In the film, Bautista plays JJ, a hardened CIA spy who severely botches a mission that he is demoted from field agent to an agent that has to surveil family. Unfortunately, due to some incompetence, a precocious 9-year-old girl named Sophie (Chloe Coleman) discovers one of the hidden cameras that JJ hid and traces it back to the apartment where he and tech operator Bobbi, who hero-worships JJ, is currently station. Sophie then blackmails the two into doing her bidding. This includes things like going ice skating, getting ice cream, “special friends” day, and taking Sophie’s mom, Kate (Parisa Fitz-Henley), out on a date.
And all of the traditionally low hanging fruit clichés and tropes are there. But it’s not as though the film is trying to reinvent the genre. Yes, the tough guy being a vulnerable act has been done repeatedly. But Bautista handles the material gracefully. It helps that his character has a foil in Chloe. She knows how the manipulate the situation to her favor either by purposefully breaking a kitchen sink pipe to get JJ to talk to her mother, or threatening to expose why JJ and Bobbi suddenly moved next to their apartment unit. It’s genuinely funny to see how JJ caves to each of her threats. At the same time, we start to see a softer side to him that we didn’t see from him at the start. Sophie brings out JJ’s parenting side, which we see when Sophie gets bullied. Again, it’s something we’ve seen before.
So for My Spy to not be dull, JJ and Sophie need to have a believable relationship. Both are kindred spirits, with JJ being the lone wolf type who refuses to work, and Sophie, the lonely new kid on the block who is eager to make new friends but can’t because of no one her age will talk to her. Again, it comes down to Bautista being able to sell that he can be vulnerable. To see him take on the physical comedy is a nice change of pace, even if it is for something like My Spy.
The same can be said for Coleman, who has to be able to keep up with Bautista if we are to believe that JJ has a softer side underneath that tough exterior. And she does so effortlessly. It’s a lot of fun to watch the two try to outwit each other.

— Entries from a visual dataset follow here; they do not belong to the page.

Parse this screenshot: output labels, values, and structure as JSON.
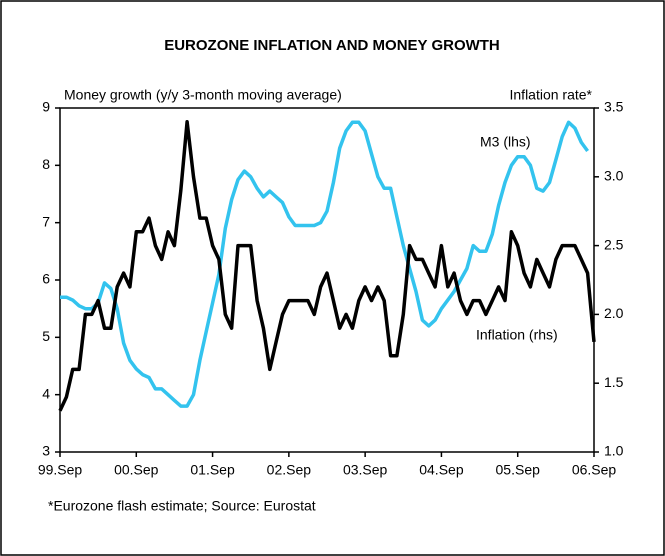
{
  "chart_data": {
    "type": "line",
    "title": "EUROZONE INFLATION AND MONEY GROWTH",
    "y_label": "Money growth (y/y 3-month moving average)",
    "y2_label": "Inflation rate*",
    "footnote": "*Eurozone flash estimate;  Source: Eurostat",
    "categories": [
      "99.Sep",
      null,
      null,
      null,
      null,
      null,
      null,
      null,
      null,
      null,
      null,
      null,
      "00.Sep",
      null,
      null,
      null,
      null,
      null,
      null,
      null,
      null,
      null,
      null,
      null,
      "01.Sep",
      null,
      null,
      null,
      null,
      null,
      null,
      null,
      null,
      null,
      null,
      null,
      "02.Sep",
      null,
      null,
      null,
      null,
      null,
      null,
      null,
      null,
      null,
      null,
      null,
      "03.Sep",
      null,
      null,
      null,
      null,
      null,
      null,
      null,
      null,
      null,
      null,
      null,
      "04.Sep",
      null,
      null,
      null,
      null,
      null,
      null,
      null,
      null,
      null,
      null,
      null,
      "05.Sep",
      null,
      null,
      null,
      null,
      null,
      null,
      null,
      null,
      null,
      null,
      null,
      "06.Sep"
    ],
    "ylim": [
      3,
      9
    ],
    "yticks": [
      3,
      4,
      5,
      6,
      7,
      8,
      9
    ],
    "y2lim": [
      1,
      3.5
    ],
    "y2ticks": [
      {
        "value": 1,
        "label": "1.0"
      },
      {
        "value": 1.5,
        "label": "1.5"
      },
      {
        "value": 2,
        "label": "2.0"
      },
      {
        "value": 2.5,
        "label": "2.5"
      },
      {
        "value": 3,
        "label": "3.0"
      },
      {
        "value": 3.5,
        "label": "3.5"
      }
    ],
    "series": [
      {
        "name": "M3 (lhs)",
        "color": "#33c3ee",
        "axis": "y",
        "values": [
          5.7,
          5.7,
          5.65,
          5.55,
          5.5,
          5.5,
          5.6,
          5.95,
          5.85,
          5.5,
          4.9,
          4.6,
          4.45,
          4.35,
          4.3,
          4.1,
          4.1,
          4.0,
          3.9,
          3.8,
          3.8,
          4.0,
          4.6,
          5.1,
          5.6,
          6.1,
          6.9,
          7.4,
          7.75,
          7.9,
          7.8,
          7.6,
          7.45,
          7.55,
          7.45,
          7.35,
          7.1,
          6.95,
          6.95,
          6.95,
          6.95,
          7.0,
          7.2,
          7.7,
          8.3,
          8.6,
          8.75,
          8.75,
          8.6,
          8.2,
          7.8,
          7.6,
          7.6,
          7.1,
          6.6,
          6.2,
          5.8,
          5.3,
          5.2,
          5.3,
          5.5,
          5.65,
          5.8,
          6.0,
          6.2,
          6.6,
          6.5,
          6.5,
          6.8,
          7.3,
          7.7,
          8.0,
          8.15,
          8.15,
          8.0,
          7.6,
          7.55,
          7.7,
          8.1,
          8.5,
          8.75,
          8.65,
          8.4,
          8.25,
          null
        ]
      },
      {
        "name": "Inflation (rhs)",
        "color": "#000000",
        "axis": "y2",
        "values": [
          1.3,
          1.4,
          1.6,
          1.6,
          2.0,
          2.0,
          2.1,
          1.9,
          1.9,
          2.2,
          2.3,
          2.2,
          2.6,
          2.6,
          2.7,
          2.5,
          2.4,
          2.6,
          2.5,
          2.9,
          3.4,
          3.0,
          2.7,
          2.7,
          2.5,
          2.4,
          2.0,
          1.9,
          2.5,
          2.5,
          2.5,
          2.1,
          1.9,
          1.6,
          1.8,
          2.0,
          2.1,
          2.1,
          2.1,
          2.1,
          2.0,
          2.2,
          2.3,
          2.1,
          1.9,
          2.0,
          1.9,
          2.1,
          2.2,
          2.1,
          2.2,
          2.1,
          1.7,
          1.7,
          2.0,
          2.5,
          2.4,
          2.4,
          2.3,
          2.2,
          2.5,
          2.2,
          2.3,
          2.1,
          2.0,
          2.1,
          2.1,
          2.0,
          2.1,
          2.2,
          2.1,
          2.6,
          2.5,
          2.3,
          2.2,
          2.4,
          2.3,
          2.2,
          2.4,
          2.5,
          2.5,
          2.5,
          2.4,
          2.3,
          1.8
        ]
      }
    ]
  }
}
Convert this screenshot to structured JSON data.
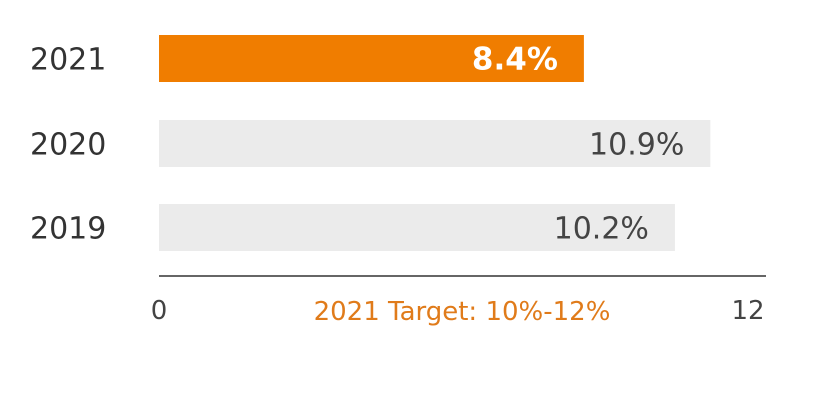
{
  "chart_data": {
    "type": "bar",
    "orientation": "horizontal",
    "categories": [
      "2021",
      "2020",
      "2019"
    ],
    "values": [
      8.4,
      10.9,
      10.2
    ],
    "value_labels": [
      "8.4%",
      "10.9%",
      "10.2%"
    ],
    "highlight_index": 0,
    "xlim": [
      0,
      12
    ],
    "x_ticks": [
      "0",
      "12"
    ],
    "annotation": "2021 Target: 10%-12%",
    "grid": false,
    "colors": {
      "highlight": "#F07D00",
      "bar": "#EBEBEB",
      "axis": "#666666",
      "annotation": "#E07B1A"
    }
  }
}
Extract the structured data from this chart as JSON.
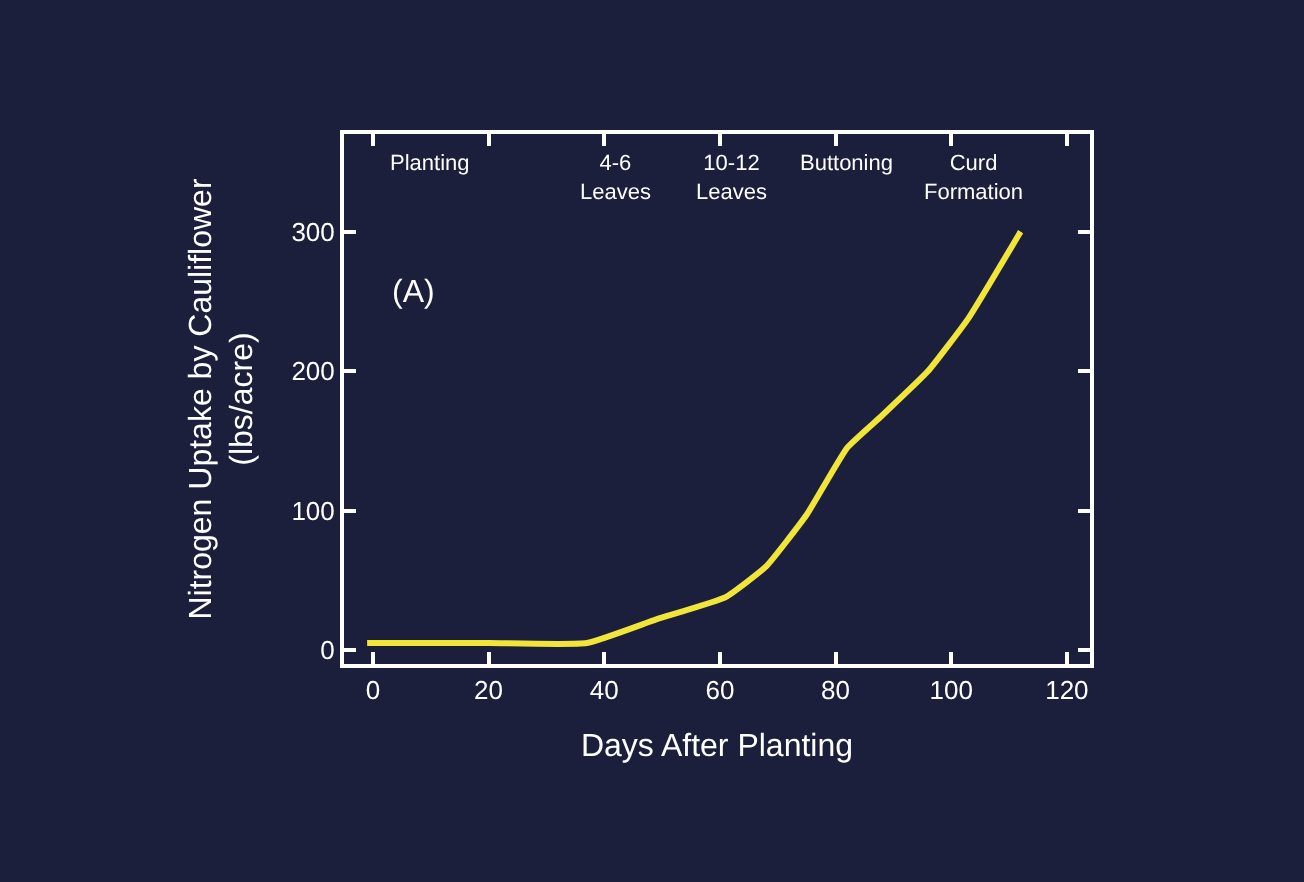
{
  "chart_data": {
    "type": "line",
    "xlabel": "Days After Planting",
    "ylabel": "Nitrogen Uptake by Cauliflower\n(lbs/acre)",
    "x": [
      -1,
      20,
      37,
      49,
      61,
      68,
      75,
      82,
      88,
      96,
      103,
      112
    ],
    "series": [
      {
        "color": "#f2e53a",
        "values": [
          5,
          5,
          5,
          22,
          38,
          60,
          97,
          145,
          168,
          200,
          238,
          300
        ]
      }
    ],
    "xlim": [
      -5,
      124
    ],
    "xticks": [
      0,
      20,
      40,
      60,
      80,
      100,
      120
    ],
    "ylim": [
      -10,
      370
    ],
    "yticks": [
      0,
      100,
      200,
      300
    ],
    "marker": "none",
    "line_style": "solid",
    "annotations": [
      "Planting",
      "4-6\nLeaves",
      "10-12\nLeaves",
      "Buttoning",
      "Curd\nFormation",
      "(A)"
    ]
  }
}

And yes, we’ve seen these scenarios where the tough guy, who has faced real dangers, meets his match in the form of a tiny kid.
While it does have fun with putting that family-friendly spin on the spy genre, My Spy finds itself leaning towards the romantic comedy when JJ begins falling for Kate (Parisa Fitz-Henley), Chloe’s mother. There isn’t the time or energy to understand its place within the film itself, but it does give Bautista a chance to cut loose and have fun – this is especially true when Bautista’s awkward dancing goes viral.